PEKING - Aufatmen bei den Schützen: Bronze für Munkhbayar Dorjsuren. In der Mongolei aufgewachsen, lebt sie jetzt in Schweinfurt. "Ich hoffe, mit meiner Medaille ist der Druck für die anderen weg."

Erst schaute sie skeptisch zur Anzeigetafel, dann streckte sie beide Arme mit Victory-Zeichen nach oben und umarmte den Bundestrainer. Der große Gefühlsausbruch folgte aber in der Mixedzone, als sich Munkhbayar Dorjsuren nach dem Gewinn der Bronzemedaille mit ihrer weinenden Tochter Ujin minutenlang in den Armen lag. Dass die gebürtige Mongolin in Peking mit der Sportpistole die erste Olympia-Medaille für die deutschen Pistolenschützinnen in der Olympia-Geschichte geholt hatte, war für sie in dem Moment nebensächlich. Sie sei einfach nur froh über ihren dritten Platz.

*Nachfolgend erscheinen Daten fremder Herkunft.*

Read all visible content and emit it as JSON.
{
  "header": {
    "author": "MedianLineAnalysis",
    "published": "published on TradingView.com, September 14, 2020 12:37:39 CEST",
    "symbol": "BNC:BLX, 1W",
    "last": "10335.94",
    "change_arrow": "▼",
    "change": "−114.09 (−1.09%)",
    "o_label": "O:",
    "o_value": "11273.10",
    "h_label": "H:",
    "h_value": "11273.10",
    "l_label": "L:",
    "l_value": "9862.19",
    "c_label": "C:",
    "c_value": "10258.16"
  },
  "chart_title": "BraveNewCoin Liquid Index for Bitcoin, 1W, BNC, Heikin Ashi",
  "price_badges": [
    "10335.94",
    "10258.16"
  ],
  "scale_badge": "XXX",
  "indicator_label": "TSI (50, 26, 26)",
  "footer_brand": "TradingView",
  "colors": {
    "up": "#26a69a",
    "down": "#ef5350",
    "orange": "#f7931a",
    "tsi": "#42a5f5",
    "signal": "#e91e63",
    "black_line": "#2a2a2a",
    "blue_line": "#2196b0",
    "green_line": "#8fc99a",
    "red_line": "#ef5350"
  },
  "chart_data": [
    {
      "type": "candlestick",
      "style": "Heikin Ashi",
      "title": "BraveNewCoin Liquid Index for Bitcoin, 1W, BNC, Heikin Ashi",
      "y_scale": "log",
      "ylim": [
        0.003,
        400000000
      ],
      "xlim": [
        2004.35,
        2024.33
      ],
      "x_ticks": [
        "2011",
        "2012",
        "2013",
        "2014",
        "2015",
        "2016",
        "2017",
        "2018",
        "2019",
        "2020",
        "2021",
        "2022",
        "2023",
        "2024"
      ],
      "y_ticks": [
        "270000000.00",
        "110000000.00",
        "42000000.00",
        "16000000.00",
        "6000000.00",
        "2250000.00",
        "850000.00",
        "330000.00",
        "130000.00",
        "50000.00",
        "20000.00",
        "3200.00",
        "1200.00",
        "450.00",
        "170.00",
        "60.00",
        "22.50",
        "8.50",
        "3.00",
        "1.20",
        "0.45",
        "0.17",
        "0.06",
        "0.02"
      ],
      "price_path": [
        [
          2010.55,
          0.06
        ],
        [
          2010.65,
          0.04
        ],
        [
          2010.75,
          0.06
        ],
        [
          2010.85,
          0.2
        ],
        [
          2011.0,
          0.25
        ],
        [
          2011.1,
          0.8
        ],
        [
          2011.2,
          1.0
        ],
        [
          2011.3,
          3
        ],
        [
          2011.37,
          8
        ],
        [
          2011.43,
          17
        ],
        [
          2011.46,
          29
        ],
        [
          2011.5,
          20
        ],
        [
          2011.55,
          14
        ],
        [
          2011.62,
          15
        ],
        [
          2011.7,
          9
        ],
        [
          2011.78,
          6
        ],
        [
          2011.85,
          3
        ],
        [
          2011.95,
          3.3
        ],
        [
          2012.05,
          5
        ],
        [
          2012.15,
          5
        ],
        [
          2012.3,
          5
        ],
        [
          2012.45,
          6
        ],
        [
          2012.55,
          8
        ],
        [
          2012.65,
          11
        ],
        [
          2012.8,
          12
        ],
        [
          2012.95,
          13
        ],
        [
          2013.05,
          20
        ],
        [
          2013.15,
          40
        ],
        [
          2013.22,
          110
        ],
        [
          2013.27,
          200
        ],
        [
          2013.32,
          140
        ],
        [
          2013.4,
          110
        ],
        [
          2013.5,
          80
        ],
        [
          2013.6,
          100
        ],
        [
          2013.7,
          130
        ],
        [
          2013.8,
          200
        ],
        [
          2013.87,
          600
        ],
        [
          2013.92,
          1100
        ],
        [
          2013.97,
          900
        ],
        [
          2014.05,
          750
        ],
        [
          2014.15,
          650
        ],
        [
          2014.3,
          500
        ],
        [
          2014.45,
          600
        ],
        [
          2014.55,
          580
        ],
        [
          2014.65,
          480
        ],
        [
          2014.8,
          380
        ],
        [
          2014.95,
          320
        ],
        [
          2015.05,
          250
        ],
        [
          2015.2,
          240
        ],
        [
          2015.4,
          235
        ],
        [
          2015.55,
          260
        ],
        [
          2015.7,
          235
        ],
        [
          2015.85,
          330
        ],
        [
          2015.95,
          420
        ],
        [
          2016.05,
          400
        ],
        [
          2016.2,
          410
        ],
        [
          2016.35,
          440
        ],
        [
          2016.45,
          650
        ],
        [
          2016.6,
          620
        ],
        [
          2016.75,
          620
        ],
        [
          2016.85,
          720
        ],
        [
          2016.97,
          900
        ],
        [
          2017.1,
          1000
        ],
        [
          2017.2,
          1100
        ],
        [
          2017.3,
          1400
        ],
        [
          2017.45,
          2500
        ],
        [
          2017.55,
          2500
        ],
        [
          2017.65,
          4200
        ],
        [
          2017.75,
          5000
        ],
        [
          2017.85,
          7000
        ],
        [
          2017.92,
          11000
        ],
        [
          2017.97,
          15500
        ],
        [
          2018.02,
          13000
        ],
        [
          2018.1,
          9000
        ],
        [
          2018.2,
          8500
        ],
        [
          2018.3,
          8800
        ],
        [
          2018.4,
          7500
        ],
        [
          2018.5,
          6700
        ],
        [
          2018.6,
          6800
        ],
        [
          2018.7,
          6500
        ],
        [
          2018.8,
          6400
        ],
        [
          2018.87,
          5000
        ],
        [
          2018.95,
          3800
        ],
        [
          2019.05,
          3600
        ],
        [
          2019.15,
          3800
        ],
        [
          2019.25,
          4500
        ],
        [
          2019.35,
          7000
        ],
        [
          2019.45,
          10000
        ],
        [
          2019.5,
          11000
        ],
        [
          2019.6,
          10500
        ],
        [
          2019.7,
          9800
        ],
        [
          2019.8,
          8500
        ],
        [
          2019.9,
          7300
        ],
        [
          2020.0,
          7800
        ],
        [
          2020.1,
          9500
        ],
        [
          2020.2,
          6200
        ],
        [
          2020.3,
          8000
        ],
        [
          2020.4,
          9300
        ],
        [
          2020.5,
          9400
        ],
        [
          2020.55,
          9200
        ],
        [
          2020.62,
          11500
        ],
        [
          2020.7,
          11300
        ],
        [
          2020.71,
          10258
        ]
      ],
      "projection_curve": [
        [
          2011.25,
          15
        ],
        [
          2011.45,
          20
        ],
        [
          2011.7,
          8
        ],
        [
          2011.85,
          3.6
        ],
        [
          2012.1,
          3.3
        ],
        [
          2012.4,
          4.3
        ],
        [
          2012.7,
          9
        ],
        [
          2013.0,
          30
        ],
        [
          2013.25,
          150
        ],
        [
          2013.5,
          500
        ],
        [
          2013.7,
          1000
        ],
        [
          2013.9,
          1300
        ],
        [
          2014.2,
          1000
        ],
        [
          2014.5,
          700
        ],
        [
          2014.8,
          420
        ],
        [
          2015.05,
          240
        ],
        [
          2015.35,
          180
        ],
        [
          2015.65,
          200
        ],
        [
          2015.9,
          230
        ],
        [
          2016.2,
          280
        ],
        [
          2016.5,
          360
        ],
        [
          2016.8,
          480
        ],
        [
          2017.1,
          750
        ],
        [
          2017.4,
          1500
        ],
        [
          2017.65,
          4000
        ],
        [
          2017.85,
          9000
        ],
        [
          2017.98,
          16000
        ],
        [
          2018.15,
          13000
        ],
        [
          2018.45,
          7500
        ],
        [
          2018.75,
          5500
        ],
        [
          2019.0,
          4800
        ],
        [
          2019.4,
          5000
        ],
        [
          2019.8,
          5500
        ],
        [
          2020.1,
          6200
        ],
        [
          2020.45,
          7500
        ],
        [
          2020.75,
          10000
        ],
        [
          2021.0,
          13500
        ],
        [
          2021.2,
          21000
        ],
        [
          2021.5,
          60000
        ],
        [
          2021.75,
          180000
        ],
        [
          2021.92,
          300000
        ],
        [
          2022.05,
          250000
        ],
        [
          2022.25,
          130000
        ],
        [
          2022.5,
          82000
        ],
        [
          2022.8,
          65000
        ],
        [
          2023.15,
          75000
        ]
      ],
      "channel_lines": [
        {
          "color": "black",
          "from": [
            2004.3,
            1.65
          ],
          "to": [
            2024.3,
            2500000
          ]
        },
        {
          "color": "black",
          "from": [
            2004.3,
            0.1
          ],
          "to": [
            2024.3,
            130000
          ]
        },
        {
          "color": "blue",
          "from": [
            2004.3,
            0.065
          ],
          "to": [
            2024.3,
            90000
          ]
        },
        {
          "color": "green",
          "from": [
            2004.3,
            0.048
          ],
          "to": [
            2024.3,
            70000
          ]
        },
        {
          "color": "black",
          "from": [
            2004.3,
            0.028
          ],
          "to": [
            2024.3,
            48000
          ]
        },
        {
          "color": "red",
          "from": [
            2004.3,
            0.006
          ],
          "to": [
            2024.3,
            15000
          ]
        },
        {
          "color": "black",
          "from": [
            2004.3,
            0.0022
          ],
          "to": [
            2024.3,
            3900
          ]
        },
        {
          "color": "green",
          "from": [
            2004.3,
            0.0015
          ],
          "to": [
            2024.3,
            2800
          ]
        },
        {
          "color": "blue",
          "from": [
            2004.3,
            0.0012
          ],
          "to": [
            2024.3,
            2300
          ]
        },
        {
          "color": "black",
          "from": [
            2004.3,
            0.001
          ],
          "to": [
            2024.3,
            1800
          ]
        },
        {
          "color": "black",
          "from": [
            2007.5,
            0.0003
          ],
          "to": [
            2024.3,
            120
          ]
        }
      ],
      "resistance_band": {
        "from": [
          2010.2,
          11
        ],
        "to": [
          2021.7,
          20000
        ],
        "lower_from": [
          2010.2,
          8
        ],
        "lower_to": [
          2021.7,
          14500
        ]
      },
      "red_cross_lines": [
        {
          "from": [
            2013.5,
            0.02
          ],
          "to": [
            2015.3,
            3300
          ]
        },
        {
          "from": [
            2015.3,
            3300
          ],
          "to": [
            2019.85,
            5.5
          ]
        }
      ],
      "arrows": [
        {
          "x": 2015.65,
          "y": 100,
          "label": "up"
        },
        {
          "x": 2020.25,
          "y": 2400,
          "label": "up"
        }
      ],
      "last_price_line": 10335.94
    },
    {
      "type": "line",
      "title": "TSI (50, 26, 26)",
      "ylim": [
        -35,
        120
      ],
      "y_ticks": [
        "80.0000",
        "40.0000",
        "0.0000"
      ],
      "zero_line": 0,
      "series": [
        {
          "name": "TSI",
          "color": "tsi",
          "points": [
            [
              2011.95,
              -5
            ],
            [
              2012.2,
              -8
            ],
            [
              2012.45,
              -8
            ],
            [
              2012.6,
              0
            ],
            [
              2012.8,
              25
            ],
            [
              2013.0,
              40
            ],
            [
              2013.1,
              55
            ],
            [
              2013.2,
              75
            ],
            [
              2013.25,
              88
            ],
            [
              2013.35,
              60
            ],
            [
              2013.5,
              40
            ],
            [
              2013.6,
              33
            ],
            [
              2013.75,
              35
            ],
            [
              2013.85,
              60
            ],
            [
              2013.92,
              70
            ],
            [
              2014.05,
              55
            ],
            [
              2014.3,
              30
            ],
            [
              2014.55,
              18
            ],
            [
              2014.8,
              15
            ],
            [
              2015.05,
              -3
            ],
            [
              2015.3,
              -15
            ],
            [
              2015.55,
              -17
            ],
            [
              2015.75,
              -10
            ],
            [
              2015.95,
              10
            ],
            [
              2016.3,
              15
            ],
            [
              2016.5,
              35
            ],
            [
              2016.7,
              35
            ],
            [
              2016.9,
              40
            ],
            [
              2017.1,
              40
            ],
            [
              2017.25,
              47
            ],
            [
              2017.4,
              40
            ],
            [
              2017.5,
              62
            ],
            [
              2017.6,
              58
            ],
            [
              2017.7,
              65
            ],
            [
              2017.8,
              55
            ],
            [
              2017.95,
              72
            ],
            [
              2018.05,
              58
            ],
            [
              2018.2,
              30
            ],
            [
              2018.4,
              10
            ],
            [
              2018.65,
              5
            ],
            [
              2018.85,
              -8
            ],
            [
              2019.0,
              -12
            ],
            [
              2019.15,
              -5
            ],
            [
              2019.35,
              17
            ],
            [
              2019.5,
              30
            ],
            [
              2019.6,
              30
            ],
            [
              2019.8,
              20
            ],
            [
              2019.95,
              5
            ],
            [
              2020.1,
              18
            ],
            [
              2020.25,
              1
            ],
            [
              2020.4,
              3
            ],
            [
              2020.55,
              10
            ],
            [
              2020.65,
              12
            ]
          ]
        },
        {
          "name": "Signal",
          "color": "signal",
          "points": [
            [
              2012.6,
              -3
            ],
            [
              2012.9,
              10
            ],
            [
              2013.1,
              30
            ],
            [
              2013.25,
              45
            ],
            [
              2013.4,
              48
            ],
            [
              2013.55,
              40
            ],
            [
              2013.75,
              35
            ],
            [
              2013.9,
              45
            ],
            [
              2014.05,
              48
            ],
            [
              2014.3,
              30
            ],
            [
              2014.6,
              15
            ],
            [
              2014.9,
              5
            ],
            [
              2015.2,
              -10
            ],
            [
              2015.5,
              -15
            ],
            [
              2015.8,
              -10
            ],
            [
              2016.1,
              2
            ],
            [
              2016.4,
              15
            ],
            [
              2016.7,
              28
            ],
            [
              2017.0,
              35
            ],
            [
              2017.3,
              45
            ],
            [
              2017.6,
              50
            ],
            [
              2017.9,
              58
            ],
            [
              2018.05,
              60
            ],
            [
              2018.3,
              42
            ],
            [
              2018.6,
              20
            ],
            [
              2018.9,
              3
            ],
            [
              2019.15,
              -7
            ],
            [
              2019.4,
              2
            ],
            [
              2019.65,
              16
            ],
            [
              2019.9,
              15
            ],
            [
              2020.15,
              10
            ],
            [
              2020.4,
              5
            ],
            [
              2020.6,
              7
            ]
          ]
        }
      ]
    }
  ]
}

„Und ich bin glücklich, dass ich endlich mal mein Kind hier dabei habe. Olympische Spiele sind das Größte. Das sollte sie erleben“, sagte die in Schweinfurt lebende Ausnahme-Schützin, die gewissermaßen Frankens erste Medaille in Peking holte. Das hübsche 14-jährige Mädchen war „so stolz auf meine Mama“ – und wischte sich mit einer kleinen schwarz-rot-goldenen Fahne immer wieder ihre Freudentränen ab.

1992 Bronze für die Mongolei

Die 39 Jahre alte Bundeswehr-Sportsoldatin musste beim letzten Finalschuss noch eine Schrecksekunde erleben. „Der war sehr spät. Mir ist fast das Herz stehen geblieben“, sagte Bundestrainer Peter Kraneis, dem der Schreck noch lange danach ins Gesicht geschrieben stand. „Munk“ selbst sah das gelassen: „Es war doch noch eine Zehn.“ „Endlich“, stammelte die Bronze-Gewinnerin – um kurz darauf wieder die Fassung zu gewinnen. „Immerhin ist es 16 Jahr her, dass ich bei Olympia eine Medaille gewonnen habe. Die wollte ich unbedingt. Aber eigentlich in einer anderen Farbe. Ich wollte Rang zwei aus dem Vorkampf behalten“, betonte Munkhbayar Dorjsuren, die 1992 in Barcelona noch Bronze für die Mongolei gewonnen hatte.

Deshalb sei sie etwas traurig. Trotzdem habe sich für sie ein Traum erfüllt. Dafür habe sie hart trainiert, rund 20 000 Schuss in diesem Jahr. Die Grundlage für den ersten greifbaren Erfolg der deutschen Schützen in Peking legte Dorjsuren mit einer persönlichen Jahresbestleistung von 587 Ringen im Vorkampf. Nach der Siegerehrung begann die Jubeltour mit diversen Fernsehauftritten bei der ARD bis hin zum Deutschen Haus. Munkhbayar Dorjsuren ist wie ihre ganze Familie eine echte Weltbürgerin. Nach ihren ersten Jahren in der Mongolei lebte sie vor ihrer Einbürgerung 2002 lange in Deutschland. Mit ihrem Trainer und Lebensgefährten Matthias Hahn hat sie einen Zweitwohnsitz im finnischen Kuortane, wo Hahn als Chefcoach für die finnischen Pistolen-Schützen tätig ist.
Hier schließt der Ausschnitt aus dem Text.